Rodeada por una doble muralla de tres kilómetros de longitud, en su interior se entremezclan calles angostas y tortuosas, fachadas con entramados, barrios de gremios y artesanos, castillos y basílicas.
Situada en el sur de Francia, en plena Occitania, el lugar comenzó a ser importante a partir del momento en el que los romanos fortificaron la cima de la colina, alrededor del año 100 a.N.E., y la convirtieron en el centro administrativo de la colonia de Iulia Carcaso, de donde procede su nombre histórico.

Pero la leyenda, como siempre, tiene otra versión mucho más emocionante y que transcurre en el siglo VIII, cuando la ciudad fue ocupada por los árabes, tras el hundimiento del reino visigodo a raíz de la invasión de la península Ibérica.
Cuentan en la ciudad que mientras el emperador Carlomagno asediaba Carcasona murió su defensor, el rey moro Ballak. Es entonces cuando su esposa, la legendaria “Dama Carcas» decide ocupar su lugar en la defensa de la ciudad.

Tras cinco años de asedio, el hambre vence a los últimos defensores. Sola, protegida tan solo por la pétrea dureza de las murallas que la circundan, La Dama Carcas coloca muñecos de paja en las ventanas y las almenas, y lanza flechas de ballesta contra el ejército sitiador para hacerles creer que la guardia sigue siendo numerosa.

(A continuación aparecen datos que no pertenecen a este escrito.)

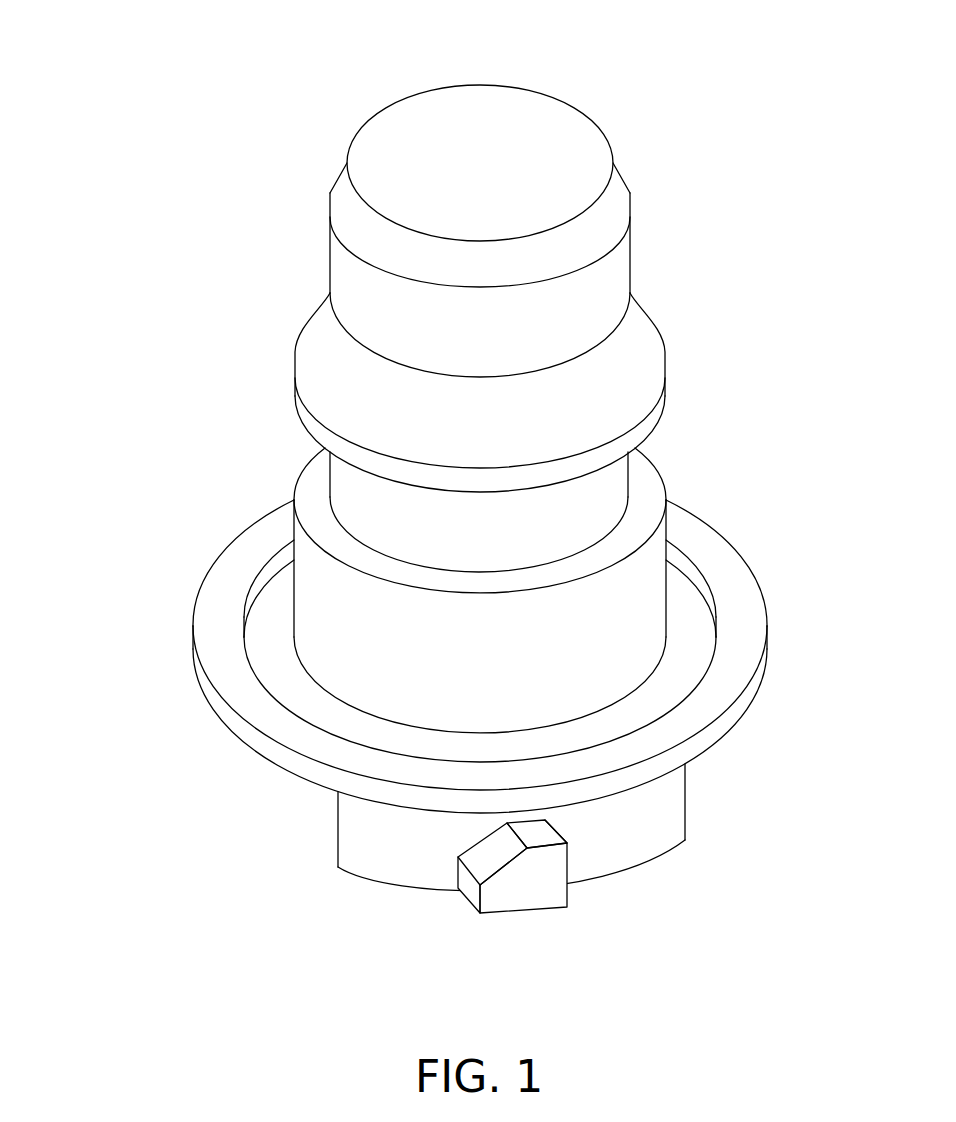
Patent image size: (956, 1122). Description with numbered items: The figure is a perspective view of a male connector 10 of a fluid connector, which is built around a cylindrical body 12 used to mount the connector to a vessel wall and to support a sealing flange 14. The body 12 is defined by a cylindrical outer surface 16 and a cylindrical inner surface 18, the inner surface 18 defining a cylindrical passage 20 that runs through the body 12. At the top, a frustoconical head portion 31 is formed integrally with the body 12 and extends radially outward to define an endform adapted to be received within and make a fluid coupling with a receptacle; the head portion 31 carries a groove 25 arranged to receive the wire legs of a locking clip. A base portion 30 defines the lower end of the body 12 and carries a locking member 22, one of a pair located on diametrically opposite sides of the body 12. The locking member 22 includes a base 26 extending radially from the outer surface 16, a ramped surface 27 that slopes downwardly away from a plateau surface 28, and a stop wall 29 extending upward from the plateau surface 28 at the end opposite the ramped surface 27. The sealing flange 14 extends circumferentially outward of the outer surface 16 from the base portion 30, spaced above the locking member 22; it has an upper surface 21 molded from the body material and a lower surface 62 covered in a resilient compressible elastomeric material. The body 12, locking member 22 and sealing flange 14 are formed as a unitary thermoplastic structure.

The male connector 10 is at (178, 154).
The cylindrical body 12 is at (668, 568).
The sealing flange 14 is at (242, 536).
The cylindrical outer surface 16 is at (625, 615).
The cylindrical inner surface 18 is at (512, 100).
The cylindrical passage 20 is at (470, 158).
The upper surface 21 is at (230, 650).
The locking member 22 is at (535, 885).
The groove 25 is at (326, 450).
The base 26 is at (503, 913).
The ramped surface 27 is at (490, 857).
The plateau surface 28 is at (540, 832).
The stop wall 29 is at (575, 822).
The base portion 30 is at (300, 823).
The frustoconical head portion 31 is at (656, 220).
The lower surface 62 is at (215, 709).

En la ciudad sólo queda un cochinillo y una ración de trigo para dar de comer a toda la población. Entonces, Carcas tiene una ingeniosa idea y decide lanzar un órdago al enemigo: ceba el cochinillo con el trigo y lo lanza desde lo alto de la muralla.
Con el impacto, el cochinillo revienta y de sus tripas salen gran cantidad de cereales. Cuando Carlomagno contempla como los sitiados desperdician de esa manera los alimentos. tiene claro que su asedio no surge efecto alguno en los habitantes de la ciudad, que poseen aún tanto trigo que hasta los puercos se lo comen, y tienen tantos cerdos que se pueden permitir el lujo de arrojarlos como proyectiles…
El emperador decidió entonces retirar el asedio y abandonar la ciudad, y cuentan que mientras su ejército desaparecía en lontananza, La Dama Carcas hizo replicar todas las campanas de la ciudadela para celebrar la victoria. Desde entonces » Carcas sonne» («Carcas suena «), se convirtió en el nombre de la bella ciudad que con tanto empeño y astucia defendió una gran mujer y una magnífica estratega.